Strong clustering of non-interacting, passive sliders driven by a Kardar-Parisi-Zhang surface

TL;DR

This paper investigates the extreme clustering behavior of passive particles driven by a KPZ surface, revealing a robust Strong Clustering State through simulations and analytical results, applicable in both equilibrium and non-equilibrium regimes.

Contribution

It introduces the concept of Strong Clustering State for passive particles on KPZ surfaces and demonstrates its robustness and analytical characterization.

Findings

Particles exhibit extreme clustering in the Strong Clustering State.

The clustering is robust against changes in surface and particle update speeds.

Analytic results from the equilibrium Sinai model agree with non-equilibrium simulations.

Abstract

We study the clustering of passive, non-interacting particles moving under the influence of a fluctuating field and random noise, in one dimension.
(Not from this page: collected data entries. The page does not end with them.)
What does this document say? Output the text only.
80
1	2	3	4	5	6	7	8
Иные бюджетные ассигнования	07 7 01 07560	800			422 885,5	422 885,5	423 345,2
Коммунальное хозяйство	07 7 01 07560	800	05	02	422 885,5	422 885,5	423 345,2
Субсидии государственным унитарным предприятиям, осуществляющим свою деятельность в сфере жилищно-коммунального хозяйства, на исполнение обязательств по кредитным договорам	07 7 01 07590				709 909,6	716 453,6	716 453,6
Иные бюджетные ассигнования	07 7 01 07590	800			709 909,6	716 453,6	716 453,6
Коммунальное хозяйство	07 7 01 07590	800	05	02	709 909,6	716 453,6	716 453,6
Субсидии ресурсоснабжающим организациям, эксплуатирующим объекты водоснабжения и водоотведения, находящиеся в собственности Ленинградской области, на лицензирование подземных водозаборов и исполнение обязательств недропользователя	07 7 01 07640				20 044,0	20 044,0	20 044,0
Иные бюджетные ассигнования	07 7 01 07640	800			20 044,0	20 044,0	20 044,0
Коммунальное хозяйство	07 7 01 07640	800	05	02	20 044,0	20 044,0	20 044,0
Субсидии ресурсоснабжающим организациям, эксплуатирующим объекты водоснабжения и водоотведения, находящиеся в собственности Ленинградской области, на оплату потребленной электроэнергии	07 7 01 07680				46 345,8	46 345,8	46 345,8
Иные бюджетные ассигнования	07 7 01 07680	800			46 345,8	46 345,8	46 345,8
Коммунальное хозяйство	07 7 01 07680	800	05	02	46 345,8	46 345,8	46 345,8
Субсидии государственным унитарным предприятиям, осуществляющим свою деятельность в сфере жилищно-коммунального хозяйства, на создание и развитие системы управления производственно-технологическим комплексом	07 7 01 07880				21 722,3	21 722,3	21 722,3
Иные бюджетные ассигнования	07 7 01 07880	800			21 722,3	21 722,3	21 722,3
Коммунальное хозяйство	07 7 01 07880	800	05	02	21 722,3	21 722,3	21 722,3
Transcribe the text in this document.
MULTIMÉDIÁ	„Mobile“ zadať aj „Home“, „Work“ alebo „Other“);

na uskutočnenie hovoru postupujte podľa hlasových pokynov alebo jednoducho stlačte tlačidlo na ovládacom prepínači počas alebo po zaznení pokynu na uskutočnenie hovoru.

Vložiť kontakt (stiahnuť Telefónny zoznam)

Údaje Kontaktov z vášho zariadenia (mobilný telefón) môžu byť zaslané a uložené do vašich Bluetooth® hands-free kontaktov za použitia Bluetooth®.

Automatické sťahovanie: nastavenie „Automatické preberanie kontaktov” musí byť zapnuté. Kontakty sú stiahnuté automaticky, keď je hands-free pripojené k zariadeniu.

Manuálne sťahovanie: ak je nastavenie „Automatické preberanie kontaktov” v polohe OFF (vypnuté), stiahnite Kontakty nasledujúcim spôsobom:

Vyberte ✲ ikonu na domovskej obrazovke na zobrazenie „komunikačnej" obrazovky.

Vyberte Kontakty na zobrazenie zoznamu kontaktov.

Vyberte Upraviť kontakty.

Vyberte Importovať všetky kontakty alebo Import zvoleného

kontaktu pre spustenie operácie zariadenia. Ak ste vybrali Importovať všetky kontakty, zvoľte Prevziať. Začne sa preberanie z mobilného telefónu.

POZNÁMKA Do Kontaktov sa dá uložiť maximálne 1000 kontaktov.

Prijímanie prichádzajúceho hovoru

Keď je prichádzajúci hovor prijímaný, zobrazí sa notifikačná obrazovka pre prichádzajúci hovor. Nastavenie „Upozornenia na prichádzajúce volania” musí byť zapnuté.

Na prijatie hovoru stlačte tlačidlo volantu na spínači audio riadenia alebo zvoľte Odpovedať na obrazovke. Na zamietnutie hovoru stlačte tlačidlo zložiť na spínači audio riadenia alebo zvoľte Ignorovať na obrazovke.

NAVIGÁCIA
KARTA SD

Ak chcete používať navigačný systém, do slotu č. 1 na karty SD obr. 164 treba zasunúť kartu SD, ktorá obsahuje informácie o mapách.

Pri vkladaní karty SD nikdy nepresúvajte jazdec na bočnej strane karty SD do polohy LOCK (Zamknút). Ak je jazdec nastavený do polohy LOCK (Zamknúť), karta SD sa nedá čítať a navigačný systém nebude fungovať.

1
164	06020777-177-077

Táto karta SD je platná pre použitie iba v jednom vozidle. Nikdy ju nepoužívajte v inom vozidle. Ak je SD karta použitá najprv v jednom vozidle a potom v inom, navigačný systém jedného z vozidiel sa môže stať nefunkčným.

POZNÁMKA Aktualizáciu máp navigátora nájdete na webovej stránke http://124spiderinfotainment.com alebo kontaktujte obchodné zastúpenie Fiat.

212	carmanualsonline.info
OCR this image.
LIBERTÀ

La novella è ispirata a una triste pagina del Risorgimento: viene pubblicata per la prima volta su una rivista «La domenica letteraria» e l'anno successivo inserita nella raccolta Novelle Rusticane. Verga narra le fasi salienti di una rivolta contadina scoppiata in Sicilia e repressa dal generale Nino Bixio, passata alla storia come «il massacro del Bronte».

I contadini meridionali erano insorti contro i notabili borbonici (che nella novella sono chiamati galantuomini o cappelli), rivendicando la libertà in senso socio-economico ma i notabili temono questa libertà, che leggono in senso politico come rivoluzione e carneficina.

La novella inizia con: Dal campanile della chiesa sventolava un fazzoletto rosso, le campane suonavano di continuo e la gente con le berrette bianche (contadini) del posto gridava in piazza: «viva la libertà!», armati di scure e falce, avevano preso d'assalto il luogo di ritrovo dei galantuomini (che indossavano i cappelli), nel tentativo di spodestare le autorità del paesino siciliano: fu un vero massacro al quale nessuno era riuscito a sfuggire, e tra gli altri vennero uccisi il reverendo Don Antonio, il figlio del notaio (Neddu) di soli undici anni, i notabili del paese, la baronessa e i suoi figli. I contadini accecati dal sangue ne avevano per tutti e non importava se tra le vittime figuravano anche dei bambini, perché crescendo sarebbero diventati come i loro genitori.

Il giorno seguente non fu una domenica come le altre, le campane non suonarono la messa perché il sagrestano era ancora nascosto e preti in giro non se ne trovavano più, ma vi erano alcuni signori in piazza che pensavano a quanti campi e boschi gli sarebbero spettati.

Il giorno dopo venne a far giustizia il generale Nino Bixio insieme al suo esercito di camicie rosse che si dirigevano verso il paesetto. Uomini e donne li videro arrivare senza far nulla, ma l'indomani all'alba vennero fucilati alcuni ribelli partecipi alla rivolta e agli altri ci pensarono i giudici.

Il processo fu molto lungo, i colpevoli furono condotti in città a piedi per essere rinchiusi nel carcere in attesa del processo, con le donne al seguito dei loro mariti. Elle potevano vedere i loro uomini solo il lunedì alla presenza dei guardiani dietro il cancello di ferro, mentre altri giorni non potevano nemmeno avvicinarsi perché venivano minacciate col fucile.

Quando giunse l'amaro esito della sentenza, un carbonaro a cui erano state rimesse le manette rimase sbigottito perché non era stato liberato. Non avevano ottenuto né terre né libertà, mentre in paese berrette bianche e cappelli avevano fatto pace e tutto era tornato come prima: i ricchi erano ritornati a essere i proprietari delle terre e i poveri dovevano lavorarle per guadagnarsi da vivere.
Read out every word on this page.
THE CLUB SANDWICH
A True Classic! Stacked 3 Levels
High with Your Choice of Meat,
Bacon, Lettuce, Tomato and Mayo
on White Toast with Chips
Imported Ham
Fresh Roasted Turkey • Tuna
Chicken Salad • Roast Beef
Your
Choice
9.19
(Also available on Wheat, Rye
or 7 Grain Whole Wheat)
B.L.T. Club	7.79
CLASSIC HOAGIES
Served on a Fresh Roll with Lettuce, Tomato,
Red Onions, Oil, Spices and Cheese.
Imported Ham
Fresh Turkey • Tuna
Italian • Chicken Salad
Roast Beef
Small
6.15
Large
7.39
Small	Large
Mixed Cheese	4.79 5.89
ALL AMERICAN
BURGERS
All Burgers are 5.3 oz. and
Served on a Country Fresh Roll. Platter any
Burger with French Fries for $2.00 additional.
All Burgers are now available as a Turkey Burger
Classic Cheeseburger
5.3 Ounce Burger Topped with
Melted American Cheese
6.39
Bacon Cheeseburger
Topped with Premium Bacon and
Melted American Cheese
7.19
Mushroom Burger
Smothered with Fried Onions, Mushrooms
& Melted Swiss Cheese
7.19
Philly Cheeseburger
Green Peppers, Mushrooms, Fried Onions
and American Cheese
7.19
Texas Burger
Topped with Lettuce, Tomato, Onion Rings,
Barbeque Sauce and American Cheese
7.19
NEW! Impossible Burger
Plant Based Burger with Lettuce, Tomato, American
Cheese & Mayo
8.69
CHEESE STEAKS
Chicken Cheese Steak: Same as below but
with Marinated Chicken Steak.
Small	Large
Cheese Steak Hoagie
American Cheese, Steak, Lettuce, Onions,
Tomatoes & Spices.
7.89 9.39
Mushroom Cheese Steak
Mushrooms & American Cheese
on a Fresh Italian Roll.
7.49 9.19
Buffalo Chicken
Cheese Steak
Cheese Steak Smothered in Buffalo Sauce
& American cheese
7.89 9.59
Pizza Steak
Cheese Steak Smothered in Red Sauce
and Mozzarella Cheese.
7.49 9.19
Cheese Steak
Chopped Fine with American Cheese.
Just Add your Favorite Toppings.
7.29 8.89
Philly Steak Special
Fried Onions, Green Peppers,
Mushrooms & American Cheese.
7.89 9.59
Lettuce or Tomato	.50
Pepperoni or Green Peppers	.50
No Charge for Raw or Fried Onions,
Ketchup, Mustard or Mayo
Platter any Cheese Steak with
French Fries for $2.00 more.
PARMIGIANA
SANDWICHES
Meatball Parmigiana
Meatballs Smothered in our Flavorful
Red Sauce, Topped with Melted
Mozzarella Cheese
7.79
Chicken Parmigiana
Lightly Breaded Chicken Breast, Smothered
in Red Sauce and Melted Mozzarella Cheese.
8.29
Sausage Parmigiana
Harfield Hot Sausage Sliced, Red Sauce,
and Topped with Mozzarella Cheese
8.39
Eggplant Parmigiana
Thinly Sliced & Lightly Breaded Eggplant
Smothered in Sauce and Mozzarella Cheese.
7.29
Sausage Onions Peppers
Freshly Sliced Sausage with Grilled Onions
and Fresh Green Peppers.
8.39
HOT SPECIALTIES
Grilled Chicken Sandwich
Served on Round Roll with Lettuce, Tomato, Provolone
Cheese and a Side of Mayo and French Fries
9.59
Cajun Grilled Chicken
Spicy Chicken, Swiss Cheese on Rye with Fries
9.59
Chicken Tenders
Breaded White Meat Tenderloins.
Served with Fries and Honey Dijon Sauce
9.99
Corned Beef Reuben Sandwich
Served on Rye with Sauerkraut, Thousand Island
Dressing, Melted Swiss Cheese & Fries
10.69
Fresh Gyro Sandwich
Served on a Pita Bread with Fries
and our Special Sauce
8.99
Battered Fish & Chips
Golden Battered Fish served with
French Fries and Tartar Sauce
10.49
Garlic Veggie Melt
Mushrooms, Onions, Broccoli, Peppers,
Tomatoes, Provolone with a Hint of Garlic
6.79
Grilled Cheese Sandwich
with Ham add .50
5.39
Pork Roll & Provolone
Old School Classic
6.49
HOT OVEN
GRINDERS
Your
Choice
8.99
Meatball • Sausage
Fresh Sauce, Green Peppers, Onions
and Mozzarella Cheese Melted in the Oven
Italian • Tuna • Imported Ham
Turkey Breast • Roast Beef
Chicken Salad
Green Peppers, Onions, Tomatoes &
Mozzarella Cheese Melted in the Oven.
The fluctuating field in our case is provided by a surface governed by the Kardar-Parisi-Zhang (KPZ) equation and the sliding particles follow the local surface slope. As the KPZ equation can be mapped to the noisy Burgers equation, the problem translates to that of passive scalars in a Burgers fluid. We study the case of particles moving in the same direction as the surface, equivalent to advection in fluid language. Monte-Carlo simulations on a discrete lattice model reveal extreme clustering of the passive particles. The resulting Strong Clustering State is defined using the scaling properties of the two point density-density correlation function. Our simulations show that the state is robust against changing the ratio of update speeds of the surface and particles. In the equilibrium limit of a stationary surface and finite noise, one obtains the Sinai model for random walkers on a random landscape. In this limit, we obtain analytic results which allow closed form expressions to be found for the quantities of interest. Surprisingly, these results for the equilibrium problem show good agreement with the results in the non-equilibrium regime.